Post-Turkey Internet Link Sausages

I emerged from my tryptophan-induced coma to a pile of dishes that closely resembled the Bush Administration's "plan" for invading Iraq. Thus the silence for the past couple of days... coupled with muttering at the lack of a dishwasher...

  • In another instance of "follow the money," the WSJ has a story on ghostwriters for celebrities. Let's see, now... the WSJ is a unit of the Evil Empire NewsCorp (Rupert Murdoch's plaything), which in turn owns HarperCollins in both the US and the UK... which in the last year has published some truly execreble celebrity book-like products — one imprint of which is notorious for acquiring celebrity-based book-like products and then farming the actual writing out to independent "contractors" largely kept busy by that same imprint. That is, they're employees in all but name — a union-busting tactic, which is not much of a surprise coming from a corporate affiliate of the WSJ.

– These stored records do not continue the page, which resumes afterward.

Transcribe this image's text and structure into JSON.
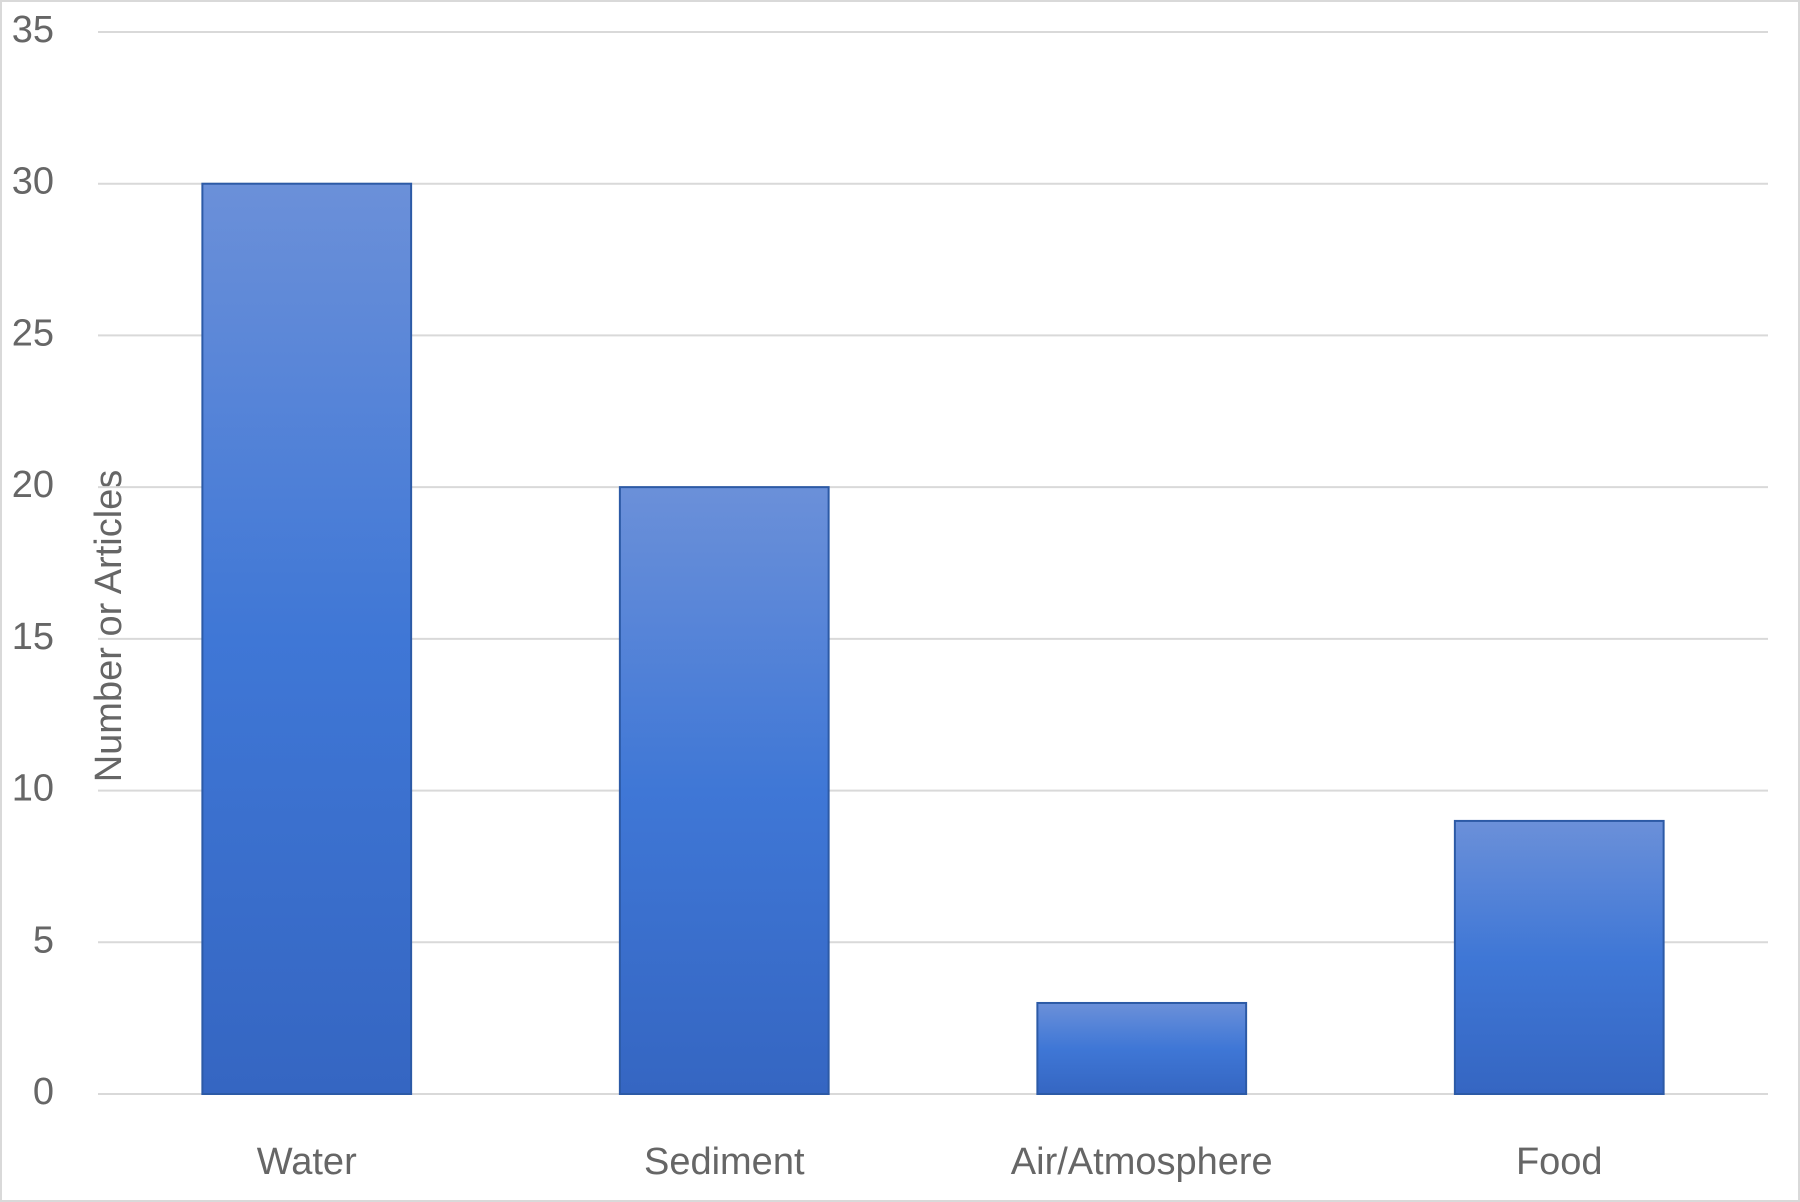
{
  "chart_data": {
    "type": "bar",
    "y_label": "Number or Articles",
    "categories": [
      "Water",
      "Sediment",
      "Air/Atmosphere",
      "Food"
    ],
    "values": [
      30,
      20,
      3,
      9
    ],
    "color": "#3f74d1",
    "ylim": [
      0,
      35
    ],
    "yticks": [
      0,
      5,
      10,
      15,
      20,
      25,
      30,
      35
    ],
    "grid": true
  }
}
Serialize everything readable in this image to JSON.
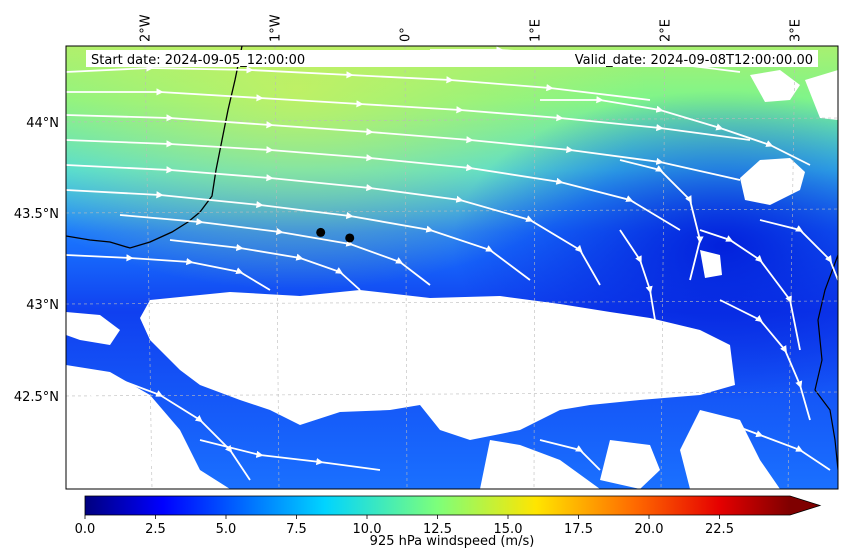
{
  "header": {
    "start_date": "Start date: 2024-09-05_12:00:00",
    "valid_date": "Valid_date: 2024-09-08T12:00:00.00"
  },
  "map": {
    "lon_labels": [
      "2°W",
      "1°W",
      "0°",
      "1°E",
      "2°E",
      "3°E"
    ],
    "lat_labels": [
      "44°N",
      "43.5°N",
      "43°N",
      "42.5°N"
    ],
    "lon_range": [
      -2.55,
      3.3
    ],
    "lat_range": [
      42.0,
      44.4
    ],
    "field_colormap": "jet",
    "background_mask_color": "#ffffff",
    "streamline_color": "#ffffff",
    "coastline_color": "#000000",
    "points": [
      {
        "lon": -0.62,
        "lat": 43.39
      },
      {
        "lon": -0.4,
        "lat": 43.36
      }
    ]
  },
  "colorbar": {
    "label": "925 hPa windspeed (m/s)",
    "ticks": [
      "0.0",
      "2.5",
      "5.0",
      "7.5",
      "10.0",
      "12.5",
      "15.0",
      "17.5",
      "20.0",
      "22.5"
    ],
    "min": 0,
    "max": 25,
    "extend": "max"
  }
}
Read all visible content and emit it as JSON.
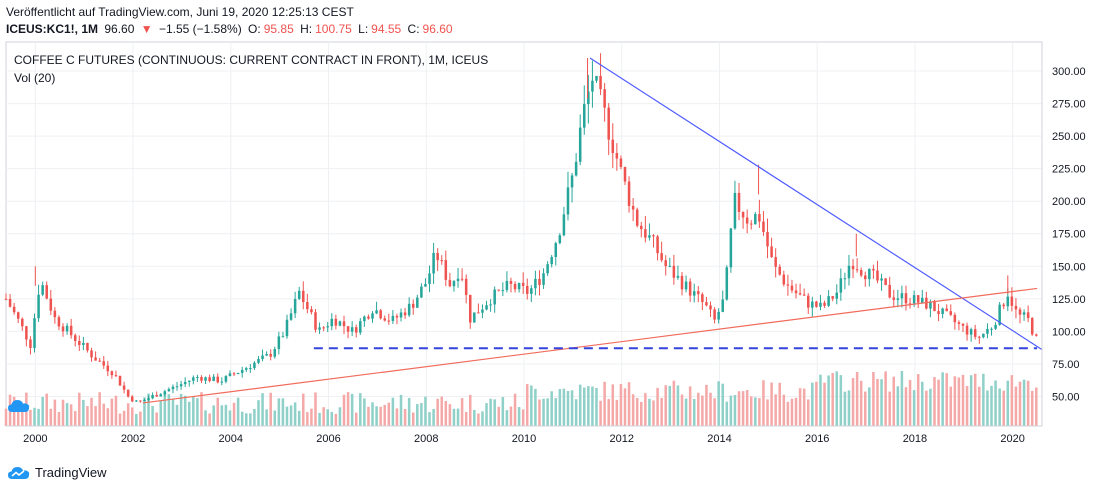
{
  "header": {
    "published": "Veröffentlicht auf TradingView.com, Juni 19, 2020 12:25:13 CEST",
    "symbol": "ICEUS:KC1!, 1M",
    "last": "96.60",
    "arrow": "▼",
    "change": "−1.55 (−1.58%)",
    "o_label": "O:",
    "o": "95.85",
    "h_label": "H:",
    "h": "100.75",
    "l_label": "L:",
    "l": "94.55",
    "c_label": "C:",
    "c": "96.60"
  },
  "chart_title": "COFFEE C FUTURES (CONTINUOUS: CURRENT CONTRACT IN FRONT), 1M, ICEUS",
  "volume_label": "Vol (20)",
  "footer": {
    "brand": "TradingView"
  },
  "colors": {
    "up": "#26a69a",
    "down": "#ef5350",
    "up_vol": "#8fd0c9",
    "down_vol": "#f4a9a8",
    "trend_down": "#4f5bff",
    "trend_up": "#f26b5b",
    "support": "#3344dd"
  },
  "chart_data": {
    "type": "candlestick",
    "interval": "1M",
    "ylim": [
      25,
      320
    ],
    "y_ticks": [
      50,
      75,
      100,
      125,
      150,
      175,
      200,
      225,
      250,
      275,
      300
    ],
    "y_tick_labels": [
      "50.00",
      "75.00",
      "100.00",
      "125.00",
      "150.00",
      "175.00",
      "200.00",
      "225.00",
      "250.00",
      "275.00",
      "300.00"
    ],
    "x_range": [
      1999.4,
      2020.6
    ],
    "x_ticks": [
      2000,
      2002,
      2004,
      2006,
      2008,
      2010,
      2012,
      2014,
      2016,
      2018,
      2020
    ],
    "x_tick_labels": [
      "2000",
      "2002",
      "2004",
      "2006",
      "2008",
      "2010",
      "2012",
      "2014",
      "2016",
      "2018",
      "2020"
    ],
    "price_path": [
      [
        1999.4,
        125
      ],
      [
        1999.7,
        105
      ],
      [
        1999.9,
        90
      ],
      [
        2000.1,
        140
      ],
      [
        2000.4,
        110
      ],
      [
        2000.8,
        95
      ],
      [
        2001.2,
        80
      ],
      [
        2001.6,
        68
      ],
      [
        2001.9,
        50
      ],
      [
        2002.1,
        45
      ],
      [
        2002.5,
        52
      ],
      [
        2002.9,
        58
      ],
      [
        2003.3,
        65
      ],
      [
        2003.8,
        62
      ],
      [
        2004.3,
        72
      ],
      [
        2004.8,
        82
      ],
      [
        2005.1,
        100
      ],
      [
        2005.4,
        130
      ],
      [
        2005.8,
        100
      ],
      [
        2006.1,
        110
      ],
      [
        2006.5,
        100
      ],
      [
        2006.9,
        118
      ],
      [
        2007.3,
        108
      ],
      [
        2007.7,
        120
      ],
      [
        2008.0,
        138
      ],
      [
        2008.2,
        160
      ],
      [
        2008.5,
        135
      ],
      [
        2008.7,
        150
      ],
      [
        2008.9,
        110
      ],
      [
        2009.3,
        125
      ],
      [
        2009.7,
        135
      ],
      [
        2010.1,
        130
      ],
      [
        2010.4,
        145
      ],
      [
        2010.7,
        175
      ],
      [
        2011.0,
        220
      ],
      [
        2011.2,
        265
      ],
      [
        2011.4,
        295
      ],
      [
        2011.7,
        260
      ],
      [
        2012.0,
        220
      ],
      [
        2012.3,
        185
      ],
      [
        2012.6,
        170
      ],
      [
        2012.9,
        150
      ],
      [
        2013.3,
        135
      ],
      [
        2013.7,
        120
      ],
      [
        2013.9,
        108
      ],
      [
        2014.1,
        125
      ],
      [
        2014.3,
        200
      ],
      [
        2014.6,
        185
      ],
      [
        2014.8,
        190
      ],
      [
        2015.1,
        150
      ],
      [
        2015.4,
        135
      ],
      [
        2015.8,
        122
      ],
      [
        2016.1,
        118
      ],
      [
        2016.4,
        130
      ],
      [
        2016.7,
        155
      ],
      [
        2016.9,
        148
      ],
      [
        2017.2,
        140
      ],
      [
        2017.5,
        128
      ],
      [
        2017.9,
        125
      ],
      [
        2018.3,
        120
      ],
      [
        2018.7,
        110
      ],
      [
        2019.0,
        102
      ],
      [
        2019.3,
        95
      ],
      [
        2019.6,
        105
      ],
      [
        2019.9,
        130
      ],
      [
        2020.1,
        112
      ],
      [
        2020.3,
        110
      ],
      [
        2020.45,
        96.6
      ]
    ],
    "highs_marked": [
      [
        2000.0,
        150
      ],
      [
        2011.3,
        310
      ],
      [
        2014.8,
        228
      ],
      [
        2016.8,
        175
      ],
      [
        2019.9,
        143
      ]
    ],
    "volume_scale_note": "volume bars drawn in lower band, no axis",
    "annotations": [
      {
        "type": "trendline",
        "color": "#4f5bff",
        "from": [
          2011.35,
          310
        ],
        "to": [
          2020.6,
          86
        ]
      },
      {
        "type": "trendline",
        "color": "#f26b5b",
        "from": [
          2002.2,
          45
        ],
        "to": [
          2020.5,
          133
        ]
      },
      {
        "type": "hline_dashed",
        "color": "#3344dd",
        "y": 87,
        "from_x": 2005.7,
        "to_x": 2020.5
      }
    ]
  }
}
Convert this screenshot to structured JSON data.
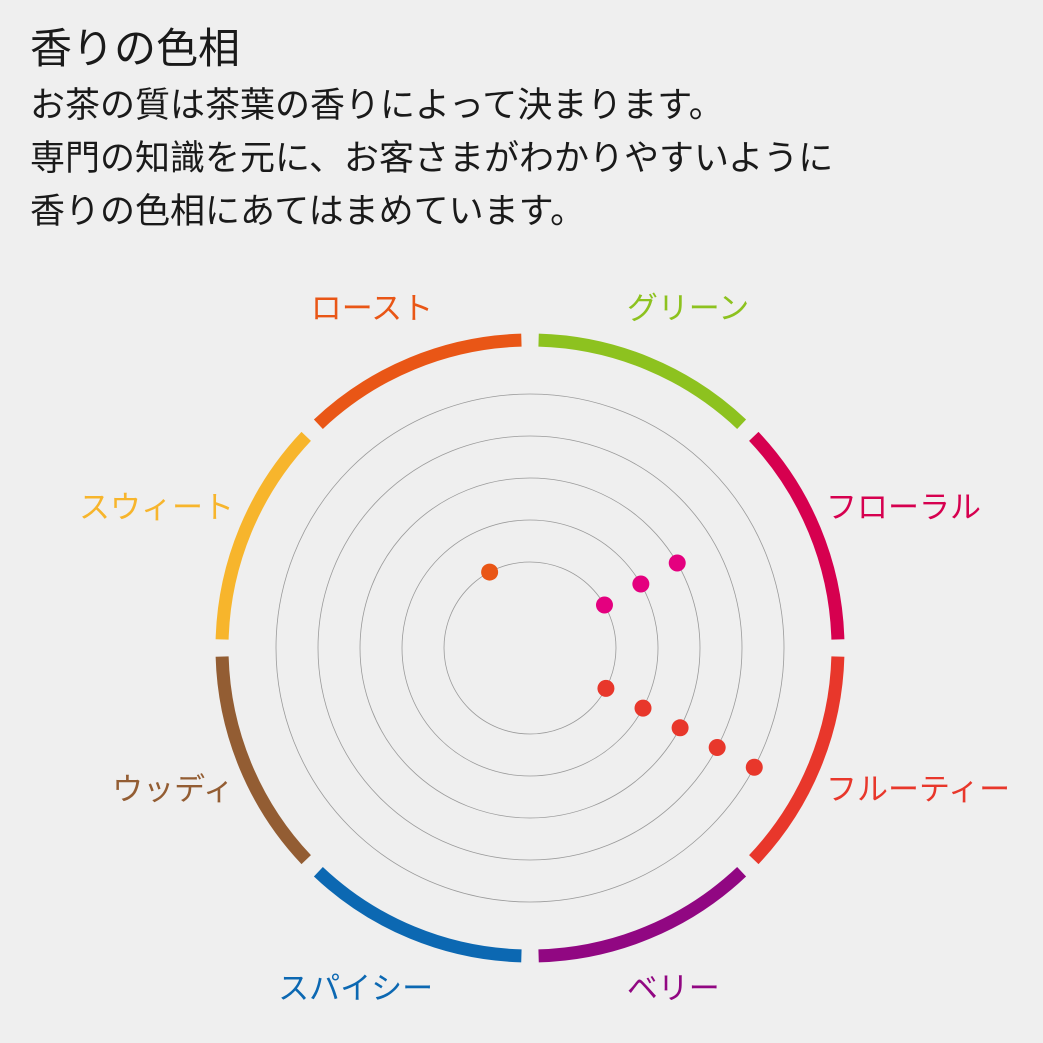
{
  "title": "香りの色相",
  "description": [
    "お茶の質は茶葉の香りによって決まります。",
    "専門の知識を元に、お客さまがわかりやすいように",
    "香りの色相にあてはまめています。"
  ],
  "wheel": {
    "ring_count": 5,
    "segments": [
      {
        "label": "グリーン",
        "color": "#8dc21f"
      },
      {
        "label": "フローラル",
        "color": "#d6004f"
      },
      {
        "label": "フルーティー",
        "color": "#e8372b"
      },
      {
        "label": "ベリー",
        "color": "#910782"
      },
      {
        "label": "スパイシー",
        "color": "#0c68b2"
      },
      {
        "label": "ウッディ",
        "color": "#935d33"
      },
      {
        "label": "スウィート",
        "color": "#f7b52c"
      },
      {
        "label": "ロースト",
        "color": "#e95616"
      }
    ],
    "dots": [
      {
        "segment": "ロースト",
        "level": 1,
        "color": "#e95616"
      },
      {
        "segment": "フローラル",
        "level": 1,
        "color": "#e4007f"
      },
      {
        "segment": "フローラル",
        "level": 2,
        "color": "#e4007f"
      },
      {
        "segment": "フローラル",
        "level": 3,
        "color": "#e4007f"
      },
      {
        "segment": "フルーティー",
        "level": 1,
        "color": "#e8372b"
      },
      {
        "segment": "フルーティー",
        "level": 2,
        "color": "#e8372b"
      },
      {
        "segment": "フルーティー",
        "level": 3,
        "color": "#e8372b"
      },
      {
        "segment": "フルーティー",
        "level": 4,
        "color": "#e8372b"
      },
      {
        "segment": "フルーティー",
        "level": 5,
        "color": "#e8372b"
      }
    ]
  }
}
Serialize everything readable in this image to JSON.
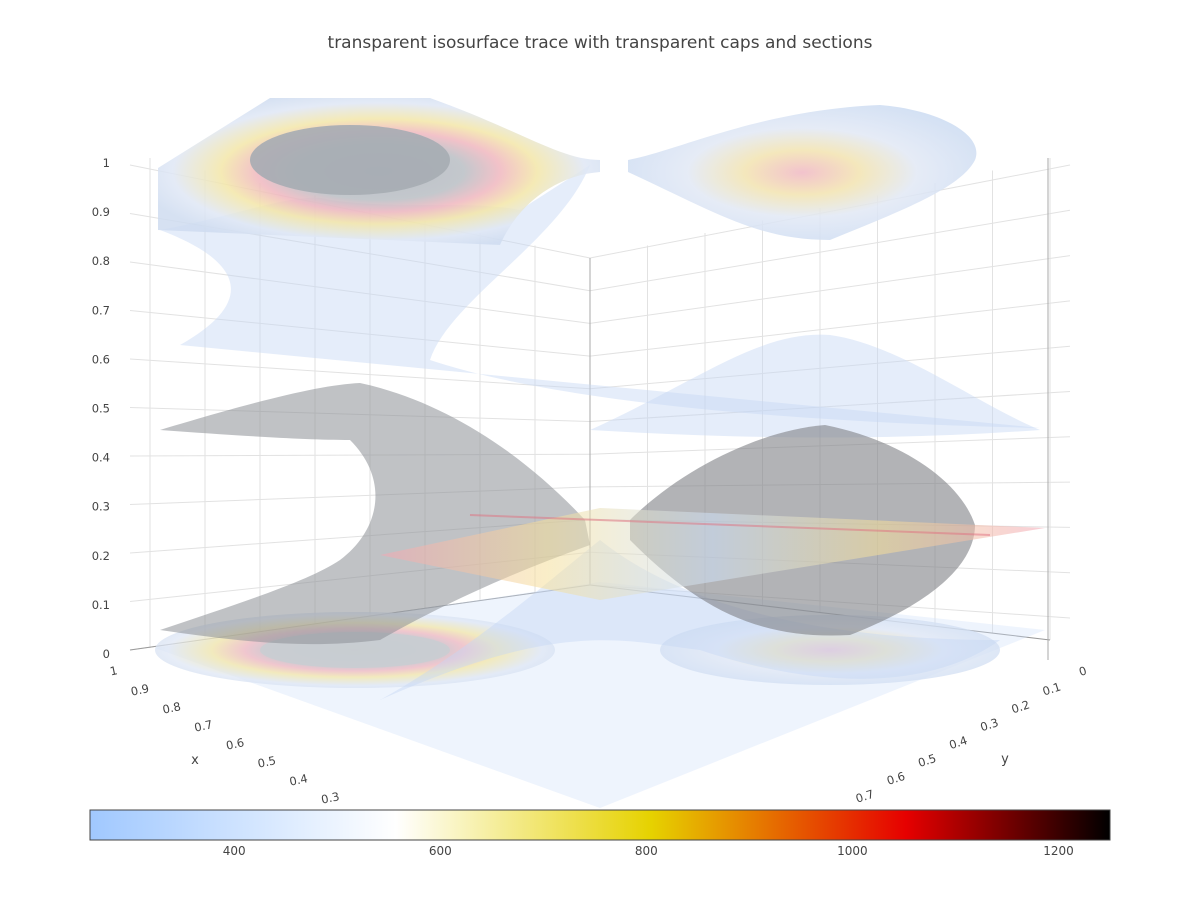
{
  "title": "transparent isosurface trace with transparent caps and sections",
  "chart_data": {
    "type": "isosurface",
    "title": "transparent isosurface trace with transparent caps and sections",
    "axes": {
      "x": {
        "label": "x",
        "ticks": [
          "1",
          "0.9",
          "0.8",
          "0.7",
          "0.6",
          "0.5",
          "0.4",
          "0.3"
        ]
      },
      "y": {
        "label": "y",
        "ticks": [
          "0",
          "0.1",
          "0.2",
          "0.3",
          "0.4",
          "0.5",
          "0.6",
          "0.7"
        ]
      },
      "z": {
        "label": "",
        "ticks": [
          "0",
          "0.1",
          "0.2",
          "0.3",
          "0.4",
          "0.5",
          "0.6",
          "0.7",
          "0.8",
          "0.9",
          "1"
        ]
      }
    },
    "isosurfaces": [
      {
        "name": "",
        "fill_color": "#9fa6b0",
        "opacity": 0.45
      },
      {
        "name": "",
        "fill_color": "#c4d8f2",
        "opacity": 0.5
      }
    ],
    "slices": [
      {
        "name": "",
        "axis": "z",
        "value": 0.23
      }
    ],
    "colorbar": {
      "min": 260,
      "max": 1250,
      "ticks": [
        400,
        600,
        800,
        1000,
        1200
      ],
      "colorscale": [
        [
          0.0,
          "#a0c8ff"
        ],
        [
          0.3,
          "#ffffff"
        ],
        [
          0.55,
          "#e6d200"
        ],
        [
          0.8,
          "#e60000"
        ],
        [
          1.0,
          "#000000"
        ]
      ]
    },
    "grid": true
  }
}
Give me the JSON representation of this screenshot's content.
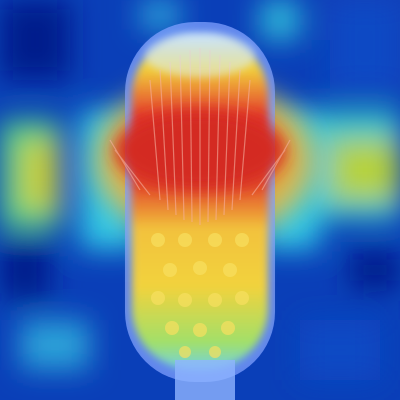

  • GE has agreed to buy the 20% of NBC Universal that it doesn't own from Vivendi, in preparation for selling a significant part of NBC Universal to Comcast. Hello, DoJ Antitrust Division? In the academic work that purportedly supports the use of the HHI as a measure of industry concentration, don't the authors explicitly say (although I'm paraphrasing so that it's in English) that the HHI substantially understates potential and actual anticompetitive effects if there is a natural monopoly or other government-granted monopoly anywhere in the market definition? So why so silent? (More on this in Part 2 of my summary of antitrust tangent on the GBS, coming soon.)
  • Harmony and tuning aren't universal constants of physics, as one gets taught in the "heat, sound, and light" portion of first-year calculus-based physics; they are, instead, cultural constructs often expressed in physics and enshrined in the construction of musical instruments.
  • "Don't be evil," for some value of evil, doesn't begin to cover amorality from just being big... let alone evil side-effects from even the most well-intentioned expansions. After all, the sun is not "evil" when it destroys things sucked into its gravity well, but it's still immensely destructive and dangerous!
  • Tactical Nuclear Penguin beer: 64 proof.